The Scottish Government is becoming responsible for some of the benefits previously delivered by the Department for Work and Pensions. As part of the work to prepare for this change, in 2017 the Scottish Government set up the Social Security Experience Panels. The Experience Panels are made up of people who have experience of at least one of the benefits that will be devolved to Scotland. The Scottish Government undertakes research with panel members to inform key decisions in the design of social security in Scotland. As hard to reach and marginalised groups are less likely to be visible in the Experience Panels, we have set up a programme of research for 'Seldom Heard Voices' to ensure these voices are included in the design of social security services.
There are four groups identified as 'Seldom Heard' in this research programme. They are Mobile Populations, Vulnerable Groups, End of Life, and Carers and Care Experienced. For each group two waves of fieldwork were undertaken.
This is the report for the two waves of the Mobile Populations strand. The group is divided into the following sub-groups: Gypsy/Travellers, refugees and seasonal migrant workers. It will highlight key barriers and challenges in accessing benefits faced by Mobile Populations participants, as identified through analysis of qualitative interviews. The report also discusses enablers or potential improvements which may support increased benefit uptake among this group.
General experiences of benefits
Research participants from the Mobile Populations strand had a strong reliance on council support workers, third sector organisations and/or informal support networks to navigate various aspects of the benefit system. This support was mainly for access to information on benefits and support to complete varied applications processes. Participants mostly had experience of applying for and receiving Universal Credit and Personal Independence Payment.
Mobile Population participants experienced common barriers and challenges with the benefit system.
Research participants felt they could not find correct information on benefits and eligibility from official government channels such Department for Work and Pensions and Jobcentre Plus.

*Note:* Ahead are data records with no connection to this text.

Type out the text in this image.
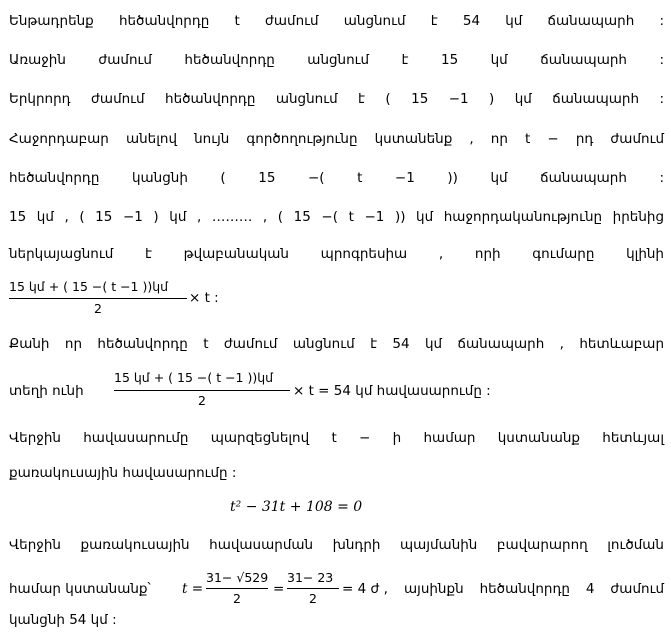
Ենթադրենք հեծանվորդը t ժամում անցնում է 54 կմ ճանապարհ :
Առաջին ժամում հեծանվորդը անցնում է 15 կմ ճանապարհ :
Երկրորդ ժամում հեծանվորդը անցնում է ( 15 −1 ) կմ ճանապարհ :
Հաջորդաբար անելով նույն գործողությունը կստանենք , որ t − րդ ժամում
հեծանվորդը կանցնի ( 15 −( t −1 )) կմ ճանապարհ :
15 կմ , ( 15 −1 ) կմ , ……… , ( 15 −( t −1 )) կմ հաջորդականությունը իրենից
ներկայացնում է թվաբանական պրոգրեսիա , որի գումարը կլինի
15 կմ + ( 15 −( t −1 ))կմ
2
× t :
Քանի որ հեծանվորդը t ժամում անցնում է 54 կմ ճանապարհ , հետևաբար
տեղի ունի
15 կմ + ( 15 −( t −1 ))կմ
2
× t = 54 կմ հավասարումը :
Վերջին հավասարումը պարզեցնելով t − ի համար կստանանք հետևյալ
քառակուսային հավասարումը :
t² − 31t + 108 = 0
Վերջին քառակուսային հավասարման խնդրի պայմանին բավարարող լուծման
համար կստանանք՝ t =
31− √529
2
=
31− 23
2
= 4 ժ , այսինքն հեծանվորդը 4 ժամում
կանցնի 54 կմ :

Many perceived the benefit system as complex and difficult to understand.
The structure and the wording of applications forms were perceived as repetitive, prescriptive and long. Some participants mentioned that the questions did not allow to convey additional information to explain the nuances of their particular circumstances. Some felt that forms were purposefully designed to make it hard to get successful benefit claims.
A few highlighted barriers to access information and apply for benefits online because they did not have internet access or digital devices.
Many participants reported long waiting times during the benefit application processes, in particular when claiming Universal Credit and disability related benefits. The long waiting times caused them financial difficulties such rent arrears, the need to use foodbanks, borrowing money to get by, getting emergency loans and/or homelessness.
Participants who had experience of claiming Universal Credit commonly held negative views towards it. They highlighted challenges around complex online processes and negative views towards the amount of their Universal Credit payment, as they felt it did not cover a minimum standard of living.
Participants from the Mobile Populations group reported feeling stigmatised, misunderstood, judged and discriminated against by the DWP and Jobcentre Plus staff. Many indicated that there is stigma attached when applying for benefits. They also felt discriminated against by benefit staff as a result of their origin i.e. being a Gypsy/Traveller, a refugee or a European citizen.
Positive experiences (enablers) and views on how the benefit system can be improved were identified by the Mobile Populations group.
Participants stressed that the benefit system needs to be compassionate on their support of benefit applicants. Several participants emphasised the need for benefit staff to be suitably trained to understand the specific circumstances of different groups. Many highlighted the need for benefit staff to be aware of mental health conditions and experiences of trauma when interacting with clients. Some also mentioned the need for staff to be approachable, empathetic, patient and friendly when communicating information and supporting participants with application processes.
Third sector organisations which advocate and work on the specific needs of Mobile Population groups contributed to positive experiences with the benefit system. Many participants perceived these organisations as a trustworthy source for information and support. Some participants highlighted the key role of council support workers and Gypsy/Traveller liaison officers for information and support to navigate the benefit system.
Participants said that they would like communication on information and applications of benefits using various methods suited to their individual circumstances and preferences.
Many said that they preferred to access support face-to-face. They mentioned this support can be provided in a specific location, local libraries or at home. They felt that face-to-face communication will ensure they are given the correct information and support to complete forms. Refugees and seasonal migrant worker participants highlighted the support they required from translators and interpreters during those face to face appointments so they can explain their particular circumstances clearer.
Some participants mentioned that benefit system needs to be designed with more flexibility. It should be able to consider their specific and complex situations and to be able to deal with sudden changes of circumstances of clients.
Some participants suggested that application processes need to be simplified. This included making application forms simpler. Some suggested shortening waiting times of application processes and payments so they could help clients to avoid financial difficulties.